Boleh saja pemerintah menaikkan gaji pokok gubernur, bupati, dan wali kota. Gaji mereka memang sudah lama tidak naik. Tapi kebijakan ini mesti diikuti dengan pemangkasan berbagai tunjangan yang jumlahnya amat besar. Dengan cara ini, jenis pendapatan kepala daerah tak terlalu banyak sehingga mudah diawasi.
Rencana kenaikan gaji politik itu diisyaratkan oleh Presiden Susilo Bambang Yudhoyono belum lama ini. Ia menanggapi permintaan Asosiasi Pemerintah Kabupaten Seluruh Indonesia yang mengeluhkan kecilnya gaji kepala daerah, tak sebanding dengan tanggung jawabnya yang besar. Total gaji pokok beserta tunjangan jabatan untuk bupati/wali kota adalah Rp 5,8 juta, dan untuk gubernur Rp 8,4 juta.

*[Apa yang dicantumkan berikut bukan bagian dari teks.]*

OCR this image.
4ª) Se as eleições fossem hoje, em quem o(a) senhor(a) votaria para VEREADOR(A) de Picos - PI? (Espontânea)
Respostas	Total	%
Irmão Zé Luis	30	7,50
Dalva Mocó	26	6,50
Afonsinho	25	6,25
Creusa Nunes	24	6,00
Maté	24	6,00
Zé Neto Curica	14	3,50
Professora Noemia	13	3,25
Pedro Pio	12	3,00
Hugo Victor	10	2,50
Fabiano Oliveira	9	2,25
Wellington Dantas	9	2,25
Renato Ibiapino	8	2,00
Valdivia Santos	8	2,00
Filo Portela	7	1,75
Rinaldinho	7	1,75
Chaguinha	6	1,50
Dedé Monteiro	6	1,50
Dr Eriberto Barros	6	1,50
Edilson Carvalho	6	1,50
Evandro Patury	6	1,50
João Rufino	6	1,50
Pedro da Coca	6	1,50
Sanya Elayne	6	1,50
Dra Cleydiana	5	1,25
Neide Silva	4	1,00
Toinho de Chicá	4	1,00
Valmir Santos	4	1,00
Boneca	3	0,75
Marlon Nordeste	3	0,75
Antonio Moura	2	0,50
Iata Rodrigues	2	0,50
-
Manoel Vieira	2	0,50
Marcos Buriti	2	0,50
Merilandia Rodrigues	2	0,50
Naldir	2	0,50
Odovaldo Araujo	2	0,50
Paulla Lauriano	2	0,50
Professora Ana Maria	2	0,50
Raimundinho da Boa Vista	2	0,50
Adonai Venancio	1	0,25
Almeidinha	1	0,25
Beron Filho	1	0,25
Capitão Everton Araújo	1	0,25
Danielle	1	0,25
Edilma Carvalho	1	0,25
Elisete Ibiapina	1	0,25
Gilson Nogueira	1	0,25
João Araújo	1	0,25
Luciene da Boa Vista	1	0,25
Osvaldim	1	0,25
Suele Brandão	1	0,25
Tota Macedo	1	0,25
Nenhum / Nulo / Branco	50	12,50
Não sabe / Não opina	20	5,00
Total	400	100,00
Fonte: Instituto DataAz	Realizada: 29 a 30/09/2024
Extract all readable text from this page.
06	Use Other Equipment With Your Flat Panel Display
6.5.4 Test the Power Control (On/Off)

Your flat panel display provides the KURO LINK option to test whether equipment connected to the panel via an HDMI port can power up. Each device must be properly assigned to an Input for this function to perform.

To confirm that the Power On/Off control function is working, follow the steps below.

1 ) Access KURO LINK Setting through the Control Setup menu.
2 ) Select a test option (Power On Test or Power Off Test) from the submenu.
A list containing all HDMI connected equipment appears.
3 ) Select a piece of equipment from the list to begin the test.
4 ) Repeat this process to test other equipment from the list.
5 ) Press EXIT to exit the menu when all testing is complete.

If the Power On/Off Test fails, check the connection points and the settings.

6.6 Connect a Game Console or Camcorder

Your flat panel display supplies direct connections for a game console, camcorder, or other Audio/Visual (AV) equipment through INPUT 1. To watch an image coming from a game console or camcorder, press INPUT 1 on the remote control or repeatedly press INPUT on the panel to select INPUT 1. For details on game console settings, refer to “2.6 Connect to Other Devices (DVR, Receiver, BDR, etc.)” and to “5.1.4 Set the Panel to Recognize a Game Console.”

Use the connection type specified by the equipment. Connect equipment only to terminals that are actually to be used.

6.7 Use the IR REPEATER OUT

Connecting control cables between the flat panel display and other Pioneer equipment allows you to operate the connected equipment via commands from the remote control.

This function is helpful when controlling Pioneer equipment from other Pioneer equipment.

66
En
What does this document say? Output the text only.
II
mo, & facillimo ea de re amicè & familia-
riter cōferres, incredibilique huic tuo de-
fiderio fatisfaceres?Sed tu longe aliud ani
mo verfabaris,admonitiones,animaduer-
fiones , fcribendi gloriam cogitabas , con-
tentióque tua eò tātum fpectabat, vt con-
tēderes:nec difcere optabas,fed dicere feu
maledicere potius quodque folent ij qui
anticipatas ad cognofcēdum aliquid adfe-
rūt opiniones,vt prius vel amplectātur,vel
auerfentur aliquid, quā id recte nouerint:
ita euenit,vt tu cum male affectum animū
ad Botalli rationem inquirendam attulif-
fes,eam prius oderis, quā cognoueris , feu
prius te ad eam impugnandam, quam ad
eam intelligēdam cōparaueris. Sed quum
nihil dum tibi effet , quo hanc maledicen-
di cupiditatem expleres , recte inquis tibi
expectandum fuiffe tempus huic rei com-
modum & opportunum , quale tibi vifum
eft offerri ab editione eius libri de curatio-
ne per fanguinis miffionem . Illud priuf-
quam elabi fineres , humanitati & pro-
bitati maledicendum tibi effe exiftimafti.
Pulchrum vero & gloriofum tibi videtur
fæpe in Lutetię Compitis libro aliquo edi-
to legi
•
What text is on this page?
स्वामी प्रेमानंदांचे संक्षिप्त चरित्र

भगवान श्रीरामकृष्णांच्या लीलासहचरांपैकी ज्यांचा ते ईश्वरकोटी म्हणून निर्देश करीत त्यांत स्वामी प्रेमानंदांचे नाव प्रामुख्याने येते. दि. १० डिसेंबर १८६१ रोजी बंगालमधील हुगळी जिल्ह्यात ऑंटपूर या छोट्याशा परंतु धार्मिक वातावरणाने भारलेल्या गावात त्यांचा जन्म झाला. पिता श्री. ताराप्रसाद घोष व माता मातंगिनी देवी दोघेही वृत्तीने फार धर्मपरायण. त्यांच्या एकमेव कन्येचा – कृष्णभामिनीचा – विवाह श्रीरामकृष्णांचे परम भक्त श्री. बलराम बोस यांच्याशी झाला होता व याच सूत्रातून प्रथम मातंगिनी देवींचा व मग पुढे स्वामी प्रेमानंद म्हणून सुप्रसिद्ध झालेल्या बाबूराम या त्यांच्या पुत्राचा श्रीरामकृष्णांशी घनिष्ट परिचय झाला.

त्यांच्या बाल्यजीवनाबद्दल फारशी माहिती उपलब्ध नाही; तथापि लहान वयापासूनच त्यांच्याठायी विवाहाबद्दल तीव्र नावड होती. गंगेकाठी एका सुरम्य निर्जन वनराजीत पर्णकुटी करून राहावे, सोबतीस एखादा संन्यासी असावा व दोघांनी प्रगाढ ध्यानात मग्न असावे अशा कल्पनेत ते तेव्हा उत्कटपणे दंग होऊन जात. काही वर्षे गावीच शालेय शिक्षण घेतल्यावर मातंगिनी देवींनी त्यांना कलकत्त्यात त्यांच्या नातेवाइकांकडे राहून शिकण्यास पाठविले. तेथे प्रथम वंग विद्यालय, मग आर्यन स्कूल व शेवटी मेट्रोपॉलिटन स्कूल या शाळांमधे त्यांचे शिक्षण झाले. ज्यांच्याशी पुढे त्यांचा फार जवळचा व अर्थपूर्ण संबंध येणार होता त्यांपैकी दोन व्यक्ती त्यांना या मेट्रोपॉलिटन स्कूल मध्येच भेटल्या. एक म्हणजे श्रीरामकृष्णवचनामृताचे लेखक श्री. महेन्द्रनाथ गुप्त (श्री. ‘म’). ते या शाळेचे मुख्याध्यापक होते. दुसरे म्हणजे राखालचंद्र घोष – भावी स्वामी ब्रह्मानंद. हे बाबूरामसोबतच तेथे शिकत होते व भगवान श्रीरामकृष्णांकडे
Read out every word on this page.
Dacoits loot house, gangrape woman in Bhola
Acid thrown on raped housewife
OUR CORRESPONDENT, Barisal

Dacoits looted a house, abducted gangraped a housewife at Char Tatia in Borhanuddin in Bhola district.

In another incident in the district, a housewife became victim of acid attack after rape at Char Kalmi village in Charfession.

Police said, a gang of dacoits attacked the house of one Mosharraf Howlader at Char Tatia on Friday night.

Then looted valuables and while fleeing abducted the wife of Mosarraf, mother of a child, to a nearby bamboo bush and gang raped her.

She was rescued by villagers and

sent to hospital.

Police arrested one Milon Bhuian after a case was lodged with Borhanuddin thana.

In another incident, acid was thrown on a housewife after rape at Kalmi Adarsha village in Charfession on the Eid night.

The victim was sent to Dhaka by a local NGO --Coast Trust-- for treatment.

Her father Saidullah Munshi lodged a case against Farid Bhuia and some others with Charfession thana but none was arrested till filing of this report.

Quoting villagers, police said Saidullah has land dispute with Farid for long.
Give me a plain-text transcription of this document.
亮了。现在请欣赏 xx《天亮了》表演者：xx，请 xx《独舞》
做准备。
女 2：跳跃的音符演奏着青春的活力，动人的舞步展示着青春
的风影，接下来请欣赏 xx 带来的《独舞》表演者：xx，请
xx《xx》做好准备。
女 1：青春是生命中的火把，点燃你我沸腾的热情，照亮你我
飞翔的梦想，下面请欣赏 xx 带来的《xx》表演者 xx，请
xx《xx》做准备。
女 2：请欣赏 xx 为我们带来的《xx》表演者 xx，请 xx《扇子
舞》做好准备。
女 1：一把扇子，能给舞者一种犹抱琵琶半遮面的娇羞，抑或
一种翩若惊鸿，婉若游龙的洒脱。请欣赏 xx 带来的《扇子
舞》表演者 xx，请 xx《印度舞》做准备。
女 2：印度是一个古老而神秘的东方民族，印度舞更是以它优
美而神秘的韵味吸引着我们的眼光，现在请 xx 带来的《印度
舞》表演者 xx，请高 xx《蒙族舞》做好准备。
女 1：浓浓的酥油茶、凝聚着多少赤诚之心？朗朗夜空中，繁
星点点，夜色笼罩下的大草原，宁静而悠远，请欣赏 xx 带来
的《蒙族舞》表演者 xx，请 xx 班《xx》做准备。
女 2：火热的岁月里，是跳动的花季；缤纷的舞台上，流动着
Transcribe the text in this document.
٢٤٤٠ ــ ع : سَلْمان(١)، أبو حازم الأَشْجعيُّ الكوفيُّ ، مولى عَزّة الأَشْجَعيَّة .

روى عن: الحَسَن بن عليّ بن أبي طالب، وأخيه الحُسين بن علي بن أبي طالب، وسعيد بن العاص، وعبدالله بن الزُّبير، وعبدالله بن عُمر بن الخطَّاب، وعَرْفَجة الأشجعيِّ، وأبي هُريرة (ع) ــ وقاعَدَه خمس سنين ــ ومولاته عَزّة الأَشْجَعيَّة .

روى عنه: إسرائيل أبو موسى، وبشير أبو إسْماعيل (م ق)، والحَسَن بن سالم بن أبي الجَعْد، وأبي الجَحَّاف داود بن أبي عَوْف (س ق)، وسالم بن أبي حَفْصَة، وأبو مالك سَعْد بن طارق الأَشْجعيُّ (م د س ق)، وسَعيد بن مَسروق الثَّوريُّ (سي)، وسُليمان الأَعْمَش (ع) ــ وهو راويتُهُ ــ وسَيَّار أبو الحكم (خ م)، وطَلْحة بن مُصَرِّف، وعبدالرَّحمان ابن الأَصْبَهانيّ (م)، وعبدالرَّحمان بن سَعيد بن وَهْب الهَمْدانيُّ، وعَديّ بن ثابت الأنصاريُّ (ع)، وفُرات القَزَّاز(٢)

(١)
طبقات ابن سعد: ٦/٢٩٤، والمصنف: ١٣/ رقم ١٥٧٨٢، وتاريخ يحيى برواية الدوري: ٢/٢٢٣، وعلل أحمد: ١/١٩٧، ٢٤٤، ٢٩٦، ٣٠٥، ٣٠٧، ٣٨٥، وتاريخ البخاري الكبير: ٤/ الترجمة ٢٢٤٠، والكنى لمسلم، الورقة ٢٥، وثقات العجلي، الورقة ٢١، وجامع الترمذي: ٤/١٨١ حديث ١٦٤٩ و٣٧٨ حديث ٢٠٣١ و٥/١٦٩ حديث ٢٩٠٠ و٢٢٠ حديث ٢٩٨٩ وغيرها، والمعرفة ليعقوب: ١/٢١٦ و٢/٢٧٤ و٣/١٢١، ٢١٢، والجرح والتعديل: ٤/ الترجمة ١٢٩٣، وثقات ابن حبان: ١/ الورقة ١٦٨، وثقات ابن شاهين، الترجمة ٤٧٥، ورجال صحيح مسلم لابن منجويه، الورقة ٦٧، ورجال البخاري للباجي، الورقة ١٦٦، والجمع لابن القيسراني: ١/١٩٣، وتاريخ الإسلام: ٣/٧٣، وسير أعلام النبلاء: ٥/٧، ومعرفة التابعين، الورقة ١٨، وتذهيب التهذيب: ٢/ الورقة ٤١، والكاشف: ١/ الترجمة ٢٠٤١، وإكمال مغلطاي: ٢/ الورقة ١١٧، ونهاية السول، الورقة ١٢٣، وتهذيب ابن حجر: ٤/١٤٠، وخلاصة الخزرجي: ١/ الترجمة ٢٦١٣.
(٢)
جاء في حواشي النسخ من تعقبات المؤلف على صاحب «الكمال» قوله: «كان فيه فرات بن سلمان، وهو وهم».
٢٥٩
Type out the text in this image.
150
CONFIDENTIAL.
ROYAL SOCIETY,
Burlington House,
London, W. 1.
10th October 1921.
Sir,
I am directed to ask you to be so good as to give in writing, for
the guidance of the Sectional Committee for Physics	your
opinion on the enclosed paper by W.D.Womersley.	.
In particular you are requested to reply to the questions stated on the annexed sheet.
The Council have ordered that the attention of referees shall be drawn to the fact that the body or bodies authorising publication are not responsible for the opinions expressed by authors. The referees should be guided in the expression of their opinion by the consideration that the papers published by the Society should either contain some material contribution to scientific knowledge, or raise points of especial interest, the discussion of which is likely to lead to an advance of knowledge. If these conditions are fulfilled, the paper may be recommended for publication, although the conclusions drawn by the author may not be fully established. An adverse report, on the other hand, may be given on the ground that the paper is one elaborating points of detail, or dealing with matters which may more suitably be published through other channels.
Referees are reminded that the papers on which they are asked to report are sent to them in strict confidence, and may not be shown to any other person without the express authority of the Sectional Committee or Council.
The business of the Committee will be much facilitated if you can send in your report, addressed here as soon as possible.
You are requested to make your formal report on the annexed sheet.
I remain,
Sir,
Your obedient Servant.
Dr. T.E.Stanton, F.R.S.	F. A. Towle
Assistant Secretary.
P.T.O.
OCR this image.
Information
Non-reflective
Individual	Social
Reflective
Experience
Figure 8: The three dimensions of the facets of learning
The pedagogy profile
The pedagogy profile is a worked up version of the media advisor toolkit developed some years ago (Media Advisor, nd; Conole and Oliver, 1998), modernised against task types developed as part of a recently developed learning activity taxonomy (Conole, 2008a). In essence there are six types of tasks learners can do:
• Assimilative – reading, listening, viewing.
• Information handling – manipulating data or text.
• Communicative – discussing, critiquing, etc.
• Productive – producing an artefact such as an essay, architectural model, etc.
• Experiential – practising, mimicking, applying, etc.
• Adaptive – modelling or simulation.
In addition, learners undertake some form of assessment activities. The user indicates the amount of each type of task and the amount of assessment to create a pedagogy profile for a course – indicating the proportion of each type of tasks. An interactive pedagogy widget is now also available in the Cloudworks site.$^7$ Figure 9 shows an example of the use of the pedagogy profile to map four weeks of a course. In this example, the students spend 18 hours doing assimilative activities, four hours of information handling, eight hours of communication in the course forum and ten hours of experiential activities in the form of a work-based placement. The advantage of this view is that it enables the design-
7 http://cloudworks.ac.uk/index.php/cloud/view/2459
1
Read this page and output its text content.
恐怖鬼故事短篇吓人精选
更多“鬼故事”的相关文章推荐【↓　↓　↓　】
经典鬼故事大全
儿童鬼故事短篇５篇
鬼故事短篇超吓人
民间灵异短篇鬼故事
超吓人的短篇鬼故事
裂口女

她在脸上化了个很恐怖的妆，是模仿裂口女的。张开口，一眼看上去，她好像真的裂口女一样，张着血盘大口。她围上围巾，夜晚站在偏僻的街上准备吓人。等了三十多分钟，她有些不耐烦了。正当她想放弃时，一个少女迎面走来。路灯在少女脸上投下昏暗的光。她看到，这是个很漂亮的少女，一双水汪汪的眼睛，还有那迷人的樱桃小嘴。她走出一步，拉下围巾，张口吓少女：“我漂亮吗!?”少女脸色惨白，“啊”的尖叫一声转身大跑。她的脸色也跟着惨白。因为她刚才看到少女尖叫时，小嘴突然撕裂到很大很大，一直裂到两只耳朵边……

Gaji pokok kepala daerah itu diatur dalam Peraturan Pemerintah Nomor 59 Tahun 2000 tentang Gaji Pokok Pejabat. Bila belum ditambah tunjangan jabatan, gaji mereka amat kecil. Untuk gubernur, misalnya, hanya Rp 3 juta. Adapun tunjangan jabatan yang jumlahnya sedikit lebih besar dibanding gaji pokok diatur dalam Keputusan Presiden No. 168/2000.
Kedua aturan itu memang belum direvisi hingga sekarang. Artinya, selama 13 tahun gaji pokok dan tunjangan pejabat, termasuk kepala daerah, belum pernah dinaikkan. Karena itulah, sudah sewajarnya pemerintah meninjaunya. Bandingkan pula dengan gaji dan tunjangan anggota Dewan Perwakilan Rakyat dan DPRD, yang telah berkali-kali dinaikkan sejak 2000.
Masalahnya, pendapatan kepala daerah selama ini sudah amat besar, kendati gaji dan tunjangan jabatan mereka kecil. Di luar penghasilan utama itu, mereka masih mendapat berbagai macam tunjangan rumah tangga dan operasional. Kepala daerah juga masih memperoleh upah pungut pajak sesuai dengan Peraturan Pemerintah Nomor 69 Tahun 2010. Jumlah upah pungut pajak itu amat besar. Bahkan ada gubernur yang mendapat Rp 50 juta sebulan.
Besarnya biaya rumah tangga dan operasional pun bervariasi, bergantung pada kemampuan daerah. Jangan heran bila ada gubernur yang mendapat total penghasilan hingga ratusan juta rupiah setiap bulan. Variabel penentunya adalah pendapatan asli daerah tersebut dan besarnya pajak yang dipungut dari rakyatnya.
Itulah pentingnya menyederhanakan jenis pendapatan kepala daerah. Upah pungut pajak, misalnya, sudah saatnya dihapus karena relevan sebagai sumber penghasilan seorang gubernur atau bupati. Biaya operasional dan tunjangan rumah tangga pun perlu dibatasi dan diatur secara lebih transparan agar tidak menjadi ladang korupsi.
Tanpa pemangkasan jenis tunjangan, kenaikan gaji justru membuat pendapatan kepala daerah menjadi berlipat ganda. Ini akan mengundang kecaman rakyat, yang selama ini selalu kecewa atas kinerja para kepala daerah. Jangan lupa juga, banyak kabupaten atau kota yang sebagian besar anggarannya habis untuk gaji para pejabat dan pegawai negeri. Artinya, hanya sedikit yang tersisa buat pembangunan.
Jadi, boleh saja merevisi struktur pendapatan kepala daerah, termasuk menaikkan gaji pokok. Gaji dan tunjangan mereka wajib pula diumumkan secara terbuka. Tapi tidak sepantasnya kepala daerah mendapat total penghasilan yang lebih besar.